The Gig Economy

by Hank Berkley
Contributing Editor

Volumes have been written about the transformation in the workforce as employees become contractors and companies focus on cutting costs by replacing full-time workers with part-time labor. A lot of this has been presented in a negative light because of the perception that businesses are simply trying to cut corners. While saving money may catch management’s attention, bringing in individuals to work non-traditionally may offer other benefits if it is done correctly.

How is this related to cyber security? Read on.

When we travel to a distant city, we make a choice as to how we will navigate the new locale. We don’t buy a car to use during our limited stay, but instead either rent a vehicle or use a taxi or other car service.

We might consider a purchase, but there is likely a higher dollar cost to owning rather than renting – particularly when you add in the costs of registering the vehicle and buying insurance. There is also a cost of capital as you would have to lay down a large sum initially, even if you would recoup most of that when you sell the car at the end of your trip. And iIf you need a larger car or a high-end means of transport the initial outlay will be even greater.

But there are other issues that can make buying a car a poor choice.

Buying a car takes time. One can’t get off a plane, buy a car and be on the road in 30 minutes. The paperwork, obtaining tags for the car, buying insurance, filling it with petrol can take half a day. And selling the car afterwards can be almost as time consuming.

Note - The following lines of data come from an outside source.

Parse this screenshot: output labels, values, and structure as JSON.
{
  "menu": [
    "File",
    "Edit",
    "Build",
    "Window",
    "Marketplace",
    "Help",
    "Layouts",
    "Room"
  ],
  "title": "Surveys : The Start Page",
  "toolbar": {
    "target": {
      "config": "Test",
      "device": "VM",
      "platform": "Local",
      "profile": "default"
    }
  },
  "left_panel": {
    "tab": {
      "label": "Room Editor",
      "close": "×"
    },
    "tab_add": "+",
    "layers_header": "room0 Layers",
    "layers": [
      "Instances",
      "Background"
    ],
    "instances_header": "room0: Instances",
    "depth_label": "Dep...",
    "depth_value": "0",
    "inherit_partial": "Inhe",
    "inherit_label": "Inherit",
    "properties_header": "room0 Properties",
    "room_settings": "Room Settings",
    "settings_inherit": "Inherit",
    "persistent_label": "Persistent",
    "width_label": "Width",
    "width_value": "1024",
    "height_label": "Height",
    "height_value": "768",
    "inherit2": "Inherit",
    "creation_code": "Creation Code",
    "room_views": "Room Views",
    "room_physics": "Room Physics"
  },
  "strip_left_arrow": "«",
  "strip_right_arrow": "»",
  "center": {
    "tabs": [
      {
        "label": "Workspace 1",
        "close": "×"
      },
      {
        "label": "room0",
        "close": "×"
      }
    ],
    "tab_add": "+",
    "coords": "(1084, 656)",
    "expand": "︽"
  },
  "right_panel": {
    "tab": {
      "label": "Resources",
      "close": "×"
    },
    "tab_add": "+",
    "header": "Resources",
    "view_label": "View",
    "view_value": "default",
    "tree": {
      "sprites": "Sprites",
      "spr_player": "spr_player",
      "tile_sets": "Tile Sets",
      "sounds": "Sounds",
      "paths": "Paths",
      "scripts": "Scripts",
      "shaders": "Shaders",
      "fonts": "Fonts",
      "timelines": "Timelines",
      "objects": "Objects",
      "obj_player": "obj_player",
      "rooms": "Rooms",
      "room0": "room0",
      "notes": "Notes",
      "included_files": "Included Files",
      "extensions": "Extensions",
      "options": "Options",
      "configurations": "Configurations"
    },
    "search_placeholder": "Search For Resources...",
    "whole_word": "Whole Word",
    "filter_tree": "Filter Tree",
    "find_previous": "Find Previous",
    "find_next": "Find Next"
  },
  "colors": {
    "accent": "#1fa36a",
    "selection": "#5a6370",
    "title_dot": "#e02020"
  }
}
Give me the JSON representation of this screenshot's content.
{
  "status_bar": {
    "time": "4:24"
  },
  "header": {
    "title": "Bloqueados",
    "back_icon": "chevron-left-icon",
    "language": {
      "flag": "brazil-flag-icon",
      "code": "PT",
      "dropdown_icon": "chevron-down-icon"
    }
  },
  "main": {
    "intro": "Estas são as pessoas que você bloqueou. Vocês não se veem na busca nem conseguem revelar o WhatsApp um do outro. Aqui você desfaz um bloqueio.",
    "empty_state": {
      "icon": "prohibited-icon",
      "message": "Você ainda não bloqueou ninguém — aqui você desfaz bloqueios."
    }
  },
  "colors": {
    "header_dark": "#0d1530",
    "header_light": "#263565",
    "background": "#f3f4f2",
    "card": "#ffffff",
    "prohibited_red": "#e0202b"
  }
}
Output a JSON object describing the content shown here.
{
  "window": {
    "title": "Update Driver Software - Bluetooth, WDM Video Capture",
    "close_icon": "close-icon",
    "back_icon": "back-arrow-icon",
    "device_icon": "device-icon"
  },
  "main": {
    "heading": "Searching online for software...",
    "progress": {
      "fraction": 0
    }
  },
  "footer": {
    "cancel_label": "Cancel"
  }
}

Whether you rent a car or purchase one it might have a GPS to help navigate through an unknown city, but a cab comes with an experienced driver who knows alternate routes to reduce travel time. His experience and familiarity with the territory can also provide suggestions on better dining facilities or accommodations.

All of this applies similarly to hiring a senior information security officer. You may not initially know exactly what you need from a CISO or where he should fit into your organizational chart. With such a shortage of highly qualified individuals it may be hard to find one. You may find that the better individuals are asking for exorbitant salaries which could have a deleterious effect on the rest of your IT payroll as others will see the inequality. Plus, renting a high-end CISO brings valuable experience to help guide you.

While we don’t want to disparage security workers, we have witnessed more than average resume embellishment in the field of information security. We have particularly seen this with technical people who may have some of the skills needed for operational positions but overstate their strategic abilities. As a CISO can be suggesting expensive and business impacting solutions, having the wrong person – even for a short time – can be bad for the organization.

As we have written here several times, cyber security is all about trust. Picking the right CISO is something that should be done with care and it may be worthwhile to consider a temporary solution. It may also allow you to bring in someone at a higher level than you might otherwise find.

Using a “rental CISO” is not without its negatives. As cyber security requires knowledge of your industry, your culture and your risk tolerance, it is imperative that you have the right person – one who can learn about your business and doesn’t apply a cookie-cutter approach to security. It is also not something that should be done for a very short-term engagement such as a security evaluation as that is something better done by a team of specialists.

There are some firms who have relabeled their security contractors as “rental CISOs”, but there are some definite distinctions between these positions. A contractor typically has a defined task, while the “rental CISO” needs to operate on a broader basis as a member of your management team. The relationship needs to be less transactional with a CISO.

Using a “rental CISO” is not for all organizations, but it is an option that should be considered should you find yourself needing a senior security person. At a time when the role of security people is rapidly evolving, it may offer some ways to hedge your bets.